Some states' legislatures have been working on this issue. Maryland statutes require substantial reporting to the state of medical visits. North Carolina legislators have been developing a bill addressing electronic data collection. A bill has been introduced to the Massachusetts legislature limiting and defining the amount of information provided companies for the purpose of utilization review of the services provided by licensed mental health professionals. This bill limits who may see much of the information, provides for the removal of personal identifiers and requires that the time this data can be held is limited.
We need to be aware of pending legislation in our own states. It is crucial that we inform our legislators of the risk of loss of trust in the doctor-patient relationship. This loss of trust is inevitable if we cannot protect the confidentiality of the patient's health care data. That loss will result in poorer health care due to incomplete or inaccurate information given us by patients in an effort to preserve their own privacy. It will also render the data bases of deidentified information used for legitimate purposes, such as research or economic planning, inaccurate and misleading. The Massachusetts Medical Society has addressed these problems and their policy statement, "Patient Privacy and Confidentiality," can be used as a model for other groups.
Federal InitiativesThe steps necessary to protect patient confidentiality are more than we as clinicians can provide. Federal legislation is also important. The Health Insurance Portability and Accountability Act of (August) 1996 requires the Secretary of Health and Human Services to propose measures for the protection of patient confidentiality within 18 months of the institution of the law. Many in Washington are now working to assist the secretary, including members of the mental health community who are giving testimony on Capitol Hill. In this act, the secretary is directed to "adopt standards for a standard unique health identifier for each individual, employer, health plan, and health care provider for use in the health care system."
The social security number is already widely used. Although it was initiated with the idea it would be used for social security purposes only, it becomes easy to identify persons through the construction of secondary data bases. It is imperative to protect against such a development with unique health care identifiers.
The secretary shall publish in the Federal Register any recommendation of the National Committee on Vital and Health Statistics regarding the adoption of a standard. The Leahy bill, which responds to some of the requirements of the Health Insurance Portability and Accountability Act of 1996, as of this writing, is very protective of patient confidentiality. It will require vigilance and hard work to maintain it in this form throughout the legislative process.
Other ProtectionsMany protections are necessary. It is important that the physician continue to be the guardian of the patient's record. In this role, physicians have controlled access to the record, let patients know when others are seeking access, and served as advisors to patients as to the consequences of releasing the information. We are able to resist pressures that patients find difficult to resist alone. Confidentiality also requires that release of the information in the record only be allowed with informed patient consent; that secondary release without patient consent be prohibited, unless the medical information is completely deidentified.
Deidentification is best accomplished in the physician's office before the release of the record. The practice of having patients sign blanket releases for insurance or other purposes should be discontinued.
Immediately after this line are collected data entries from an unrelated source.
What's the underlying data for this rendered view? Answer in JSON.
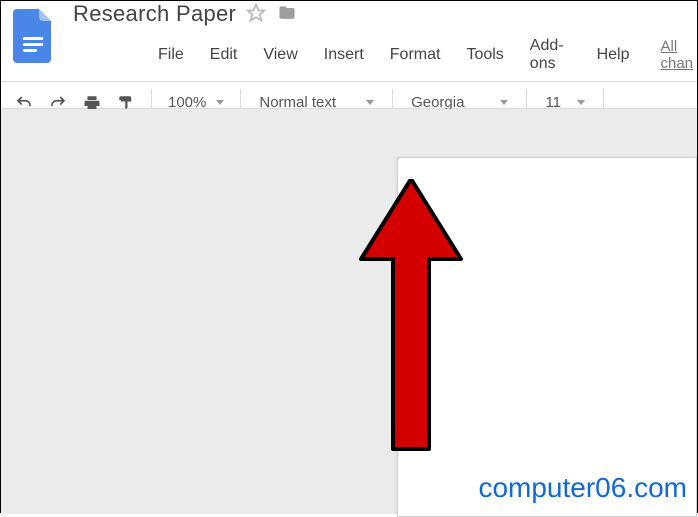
{
  "doc_title": "Research Paper",
  "menus": {
    "file": "File",
    "edit": "Edit",
    "view": "View",
    "insert": "Insert",
    "format": "Format",
    "tools": "Tools",
    "addons": "Add-ons",
    "help": "Help"
  },
  "menu_right": "All chan",
  "toolbar": {
    "zoom": "100%",
    "paragraph_style": "Normal text",
    "font": "Georgia",
    "font_size": "11"
  },
  "watermark": "computer06.com"
}
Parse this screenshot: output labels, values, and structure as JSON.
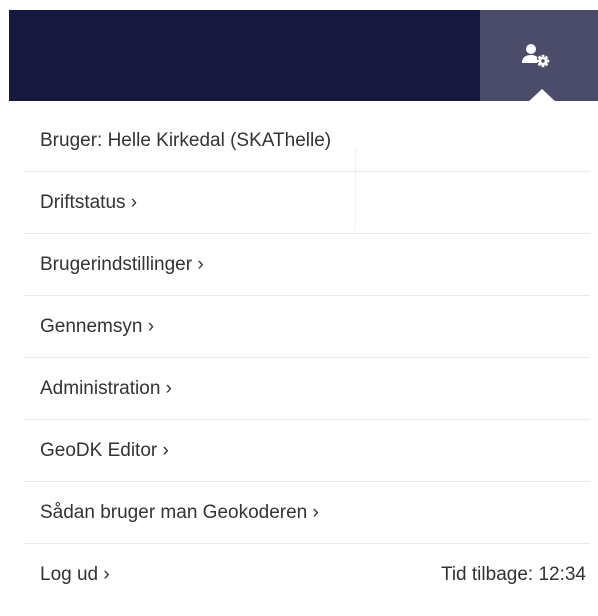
{
  "header": {
    "user_icon": "user-gear-icon"
  },
  "menu": {
    "user_label": "Bruger: Helle Kirkedal (SKAThelle)",
    "items": [
      {
        "label": "Driftstatus ›"
      },
      {
        "label": "Brugerindstillinger ›"
      },
      {
        "label": "Gennemsyn ›"
      },
      {
        "label": "Administration ›"
      },
      {
        "label": "GeoDK Editor ›"
      },
      {
        "label": "Sådan bruger man Geokoderen ›"
      }
    ],
    "logout_label": "Log ud ›",
    "time_left": "Tid tilbage: 12:34"
  },
  "colors": {
    "header_bg": "#171840",
    "user_button_bg": "#4a4c6a",
    "text": "#333333",
    "divider": "#e8e8e8"
  }
}
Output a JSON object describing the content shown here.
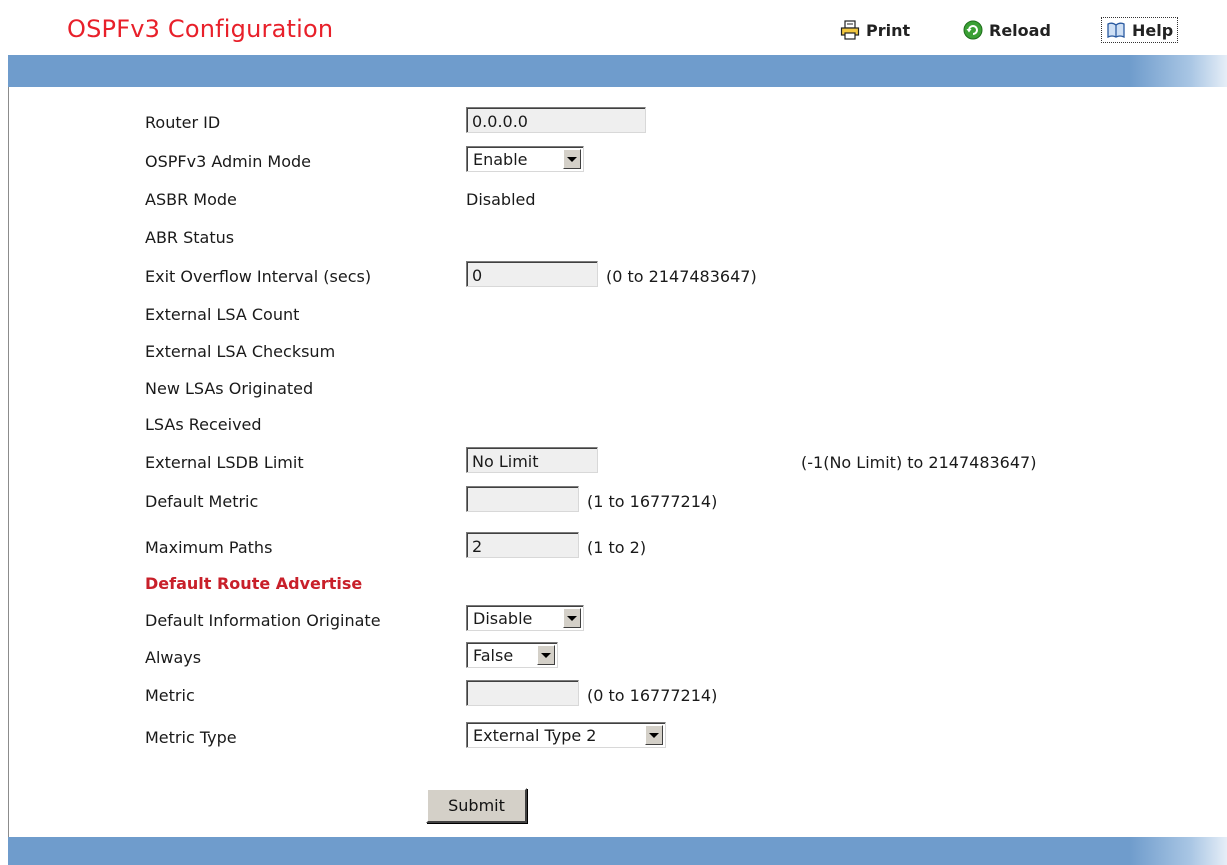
{
  "header": {
    "title": "OSPFv3 Configuration",
    "print_label": "Print",
    "reload_label": "Reload",
    "help_label": "Help",
    "icons": {
      "print": "printer-icon",
      "reload": "reload-icon",
      "help": "help-book-icon"
    }
  },
  "colors": {
    "title": "#e8202a",
    "bar": "#6f9ccc",
    "section": "#c8202a",
    "reload_icon": "#3aa035"
  },
  "form": {
    "router_id": {
      "label": "Router ID",
      "value": "0.0.0.0"
    },
    "admin_mode": {
      "label": "OSPFv3 Admin Mode",
      "selected": "Enable"
    },
    "asbr_mode": {
      "label": "ASBR Mode",
      "value": "Disabled"
    },
    "abr_status": {
      "label": "ABR Status",
      "value": ""
    },
    "exit_overflow": {
      "label": "Exit Overflow Interval (secs)",
      "value": "0",
      "hint": "(0 to 2147483647)"
    },
    "ext_lsa_count": {
      "label": "External LSA Count"
    },
    "ext_lsa_checksum": {
      "label": "External LSA Checksum"
    },
    "new_lsas": {
      "label": "New LSAs Originated"
    },
    "lsas_received": {
      "label": "LSAs Received"
    },
    "ext_lsdb_limit": {
      "label": "External LSDB Limit",
      "value": "No Limit",
      "hint": "(-1(No Limit) to 2147483647)"
    },
    "default_metric": {
      "label": "Default Metric",
      "value": "",
      "hint": "(1 to 16777214)"
    },
    "max_paths": {
      "label": "Maximum Paths",
      "value": "2",
      "hint": "(1 to 2)"
    },
    "section_default_route": "Default Route Advertise",
    "default_info_originate": {
      "label": "Default Information Originate",
      "selected": "Disable"
    },
    "always": {
      "label": "Always",
      "selected": "False"
    },
    "metric": {
      "label": "Metric",
      "value": "",
      "hint": "(0 to 16777214)"
    },
    "metric_type": {
      "label": "Metric Type",
      "selected": "External Type 2"
    }
  },
  "submit_label": "Submit"
}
Physicians should not be requested to send copies of their records as a requirement for insurance payment. Researchers should have access only to deidentified records, unless patient consent is given in addition to the approval of an institutional review board.
Increasingly, data bases are being constructed for outcomes research. At least some involved in this research recognize the imperative of protecting patient confidentiality and that the ability to deidentify data and still have valuable aggregate data enables the protection of confidentiality and quality of research.
Law enforcement authorities should still be required to have access only through court order. The courts have recognized the importance of the patient's right to confidentiality as a necessary ingredient in successful medical treatment. The Supreme Court, in Jaffee v. Redmond, upheld the importance of confidentiality to treatment.
Audit trails need to be a part of every medical electronic data base and the audit trails should be reviewed. Patients should be able to review them to see who is accessing their records. The electronic medical record offers numerous benefits to good patient care. It also presents serious threats to the right of patient confidentiality. Our responsibilities to our patients of helping them maintain this right and of being the guardian of the medical record require that we inform ourselves and then others of these potential benefits and threats. A "team" of health care providers, patients and others can be very effective in ensuring the confidentiality of electronic medical records.